Chi è Toni Erdmann e perché tutti parlano di lui? Potrebbe essere il titolo di un film godardiano invece la regista è tedesca, si chiama Maren Ade (...). E' sorprendente come Marien Ade in questa trama di sentimenti filiali riesca a trasportare con precisione narrativa, di scrittura, direzione degli attori, regia il sentimento del nostro tempo in cui business globalizzato e neoliberismo determinano rapporti e decisioni anche intime in un calcolo frenetico di ambizioni, ipocrisie, ambiguità. Basta la sola presenza di Toni Erdmann, sempre fuori posto rispetto al costume che la figlia ha deciso di indossare per provocare fratture inaspettate. I suoi travestimenti a differenza delle maschere della figlia producono sempre un effetto di sincerità. Funzionamento del cinema? (...) Generazione Merkel (o Renzi) contro un approccio magari a suo tempo altrettanto cinico che nella sua costante messinscena trova però ancora uno slancio di sincerità. Questo talento di evitare un sentimentalismo luccicante e rassicurante di caldi abbracci e padri (o figlie) ritrovati è la forza di un film che prende infinite direzioni per sorprenderle tutte e mantenere la propria coerenza una messa a nudo del presente con la risata e il grottesco, crudele suo malgrado ma mischiato a una strana empatia verso la materia umana sgraziata che i due esprimono, commuovente e irritante, dolorosa e impossibile, senza compiacimenti, senza esibire l'alternativa di un universo egoticamente perfetto. Perché non ci sono soluzioni nette, non basta nemmeno la magia di una vecchia maschera però forse qualcosa può ancora muoversi per un attimo. O è ancora un'altra illusione?
Cristina Piccino, 'Il Manifesto', 17 marzo 2016

E’ Toni Erdmann, opera seconda scritta e diretta dalla 39enne tedesca Maren Ade, e in corsa per la Palma d’Oro a Cannes 69. Una commedia sui generis, che utilizza lo scherzo e la burla, il nonsense e l’assurdo diegeticamente per prendersi gioco della povera e seriosa Ines e metalinguisticamente per farsi beffe del cinema d’autore serioso e troppo compreso di sé.Se sul primo livello, a parte qualche stracca di sceneggiatura (dura quasi tre ore, si potevano tagliare 50 minuti senza dolo) e qualche iterazione di troppo, si ride genuinamente della stigmatizzazione del carrierismo e dell’(in)esistenza workaholic, la riuscita sul secondo livello spiega, a nostro avviso, l’inserimento in Concorso in un festival che ha fatto della politique des auteurs, detta anche collezione di figurine, il proprio cavallo di battaglia.
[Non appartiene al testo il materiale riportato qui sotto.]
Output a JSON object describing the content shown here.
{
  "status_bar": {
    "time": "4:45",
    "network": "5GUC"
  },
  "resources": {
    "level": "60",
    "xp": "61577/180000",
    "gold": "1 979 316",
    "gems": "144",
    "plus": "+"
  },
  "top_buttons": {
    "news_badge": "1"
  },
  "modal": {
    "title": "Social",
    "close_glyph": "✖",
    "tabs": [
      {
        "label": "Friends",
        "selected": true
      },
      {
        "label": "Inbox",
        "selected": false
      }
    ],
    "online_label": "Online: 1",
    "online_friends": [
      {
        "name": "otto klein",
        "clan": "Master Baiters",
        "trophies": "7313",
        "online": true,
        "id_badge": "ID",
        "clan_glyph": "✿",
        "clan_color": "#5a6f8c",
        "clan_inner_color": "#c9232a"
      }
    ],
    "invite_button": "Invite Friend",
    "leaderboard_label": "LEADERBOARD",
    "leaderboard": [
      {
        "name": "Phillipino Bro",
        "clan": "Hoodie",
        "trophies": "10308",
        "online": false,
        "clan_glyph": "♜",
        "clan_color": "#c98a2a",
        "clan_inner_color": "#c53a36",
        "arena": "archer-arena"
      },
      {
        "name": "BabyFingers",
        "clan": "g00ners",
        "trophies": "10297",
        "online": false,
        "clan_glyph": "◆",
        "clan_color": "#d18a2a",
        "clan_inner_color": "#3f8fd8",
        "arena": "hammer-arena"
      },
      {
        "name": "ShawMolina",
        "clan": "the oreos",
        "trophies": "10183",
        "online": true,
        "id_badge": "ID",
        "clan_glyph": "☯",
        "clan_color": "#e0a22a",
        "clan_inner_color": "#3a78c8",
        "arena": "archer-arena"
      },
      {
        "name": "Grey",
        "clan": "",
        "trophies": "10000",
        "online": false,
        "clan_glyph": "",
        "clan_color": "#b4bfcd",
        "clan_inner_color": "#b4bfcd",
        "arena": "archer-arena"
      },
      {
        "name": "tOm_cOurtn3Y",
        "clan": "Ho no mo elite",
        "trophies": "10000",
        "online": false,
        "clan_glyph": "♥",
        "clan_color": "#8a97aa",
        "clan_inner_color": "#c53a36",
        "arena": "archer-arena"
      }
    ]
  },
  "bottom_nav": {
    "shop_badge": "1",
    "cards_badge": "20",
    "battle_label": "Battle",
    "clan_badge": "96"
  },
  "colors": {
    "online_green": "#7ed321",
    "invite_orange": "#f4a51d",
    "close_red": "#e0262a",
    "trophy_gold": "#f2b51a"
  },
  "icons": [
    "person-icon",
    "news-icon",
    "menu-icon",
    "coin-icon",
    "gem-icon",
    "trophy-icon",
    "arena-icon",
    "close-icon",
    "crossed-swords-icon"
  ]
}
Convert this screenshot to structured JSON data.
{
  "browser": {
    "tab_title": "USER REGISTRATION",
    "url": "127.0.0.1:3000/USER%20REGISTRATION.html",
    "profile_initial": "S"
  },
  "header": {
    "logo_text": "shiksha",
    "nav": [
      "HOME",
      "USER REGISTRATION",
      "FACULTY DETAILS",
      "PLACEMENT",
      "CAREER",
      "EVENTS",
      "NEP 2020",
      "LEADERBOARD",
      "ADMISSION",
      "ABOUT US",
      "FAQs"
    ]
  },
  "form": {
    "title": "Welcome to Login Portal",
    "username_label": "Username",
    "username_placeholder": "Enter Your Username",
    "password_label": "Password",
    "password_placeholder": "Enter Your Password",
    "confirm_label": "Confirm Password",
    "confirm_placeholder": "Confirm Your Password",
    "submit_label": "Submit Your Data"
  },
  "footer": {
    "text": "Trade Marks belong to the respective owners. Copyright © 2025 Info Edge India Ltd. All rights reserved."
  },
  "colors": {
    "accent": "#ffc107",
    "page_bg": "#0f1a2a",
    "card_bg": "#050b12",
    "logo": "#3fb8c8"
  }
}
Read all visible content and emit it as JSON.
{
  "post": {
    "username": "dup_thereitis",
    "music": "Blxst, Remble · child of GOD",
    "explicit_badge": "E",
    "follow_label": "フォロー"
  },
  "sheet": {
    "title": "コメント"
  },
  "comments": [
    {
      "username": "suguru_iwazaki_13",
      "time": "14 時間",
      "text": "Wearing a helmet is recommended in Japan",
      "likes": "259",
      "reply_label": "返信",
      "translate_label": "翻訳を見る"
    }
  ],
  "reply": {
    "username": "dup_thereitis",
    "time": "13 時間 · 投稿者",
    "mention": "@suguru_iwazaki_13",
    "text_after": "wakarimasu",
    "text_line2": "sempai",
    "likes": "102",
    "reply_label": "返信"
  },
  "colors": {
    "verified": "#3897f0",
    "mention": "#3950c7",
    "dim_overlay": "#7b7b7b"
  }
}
Ottimi i due protagonisti: Simonischek mette anima, istrionismo e parrucco nella sua paterna persecuzione, e Sandra Huller è indomita – le scene di nudo: ha un corpo flaccido, ci vuol ancor più coraggio a mostrarlo – ha tanti registri e sfumature e regala un karaoke, dove canta la cover di The Greatest Love of All di Whitney Houston, da brividi, bloccando lo spettatore tra imbarazzo e ammirazione.
Non tutto funziona nel film, ci mancherebbe, e la paternalistica spiega finale di Winfried lascia non i denti finti ma l’amaro in bocca, eppure, Toni Erdmann è un ufo sincero, feroce e tenero insieme, sballato ed estenuante, in definitiva, originale. Di questi tempi, è (quasi) tutto. O credete che prendere per i fondelli il dramma (sociale) d’autore sia un gioco da ragazzi?
Federico Pontiggia, Cinematografo.it, 14 maggio 2016

Se a un film chiedete la precisione di un compito ineccepibile, senza sbavature, allontanatevi il più possibile dallo sgraziato Toni Erdmann. Terzo lungometraggio della regista tedesca Maren Ade, vincitrice nel 2009 dell’Orso d’argento alla Berlinale con il da noi inedito Alle Anderen , racconta di una donna manager tedesca che vive a Bucarest - la carriera come unica ragione di vita -, e del padre che la va a trovare per vedere come se la cava.
Il rapporto fra un padre e una figlia raccontato sullo sfondo di una città in continua trasformazione, sospesa fra una modernità da misurare nell’altezza dei suoi palazzi, per farla somigliare alle capitali del mondo, e dall’altra un’economia che stenta a rinnovarsi.
L’approccio alla vita dei due personaggi è opposto: tanto lei orienta ogni comportamento in base alla reazione che vuole ottenere in chi si trova di fronte, lavorando in una società di consulenza chiamata per fare il lavoro sporco, tanto il padre sembra un clown dai capelli bianchi, facendo del travestitismo, dei denti finti o una parrucca, uno suo stile di vita. La vita di lei è apparentemente perfettamente organizzata, come le sue strategie aziendali che non prevedono altri criteri - vedi umanità - al di fuori delle ragioni di bilancio.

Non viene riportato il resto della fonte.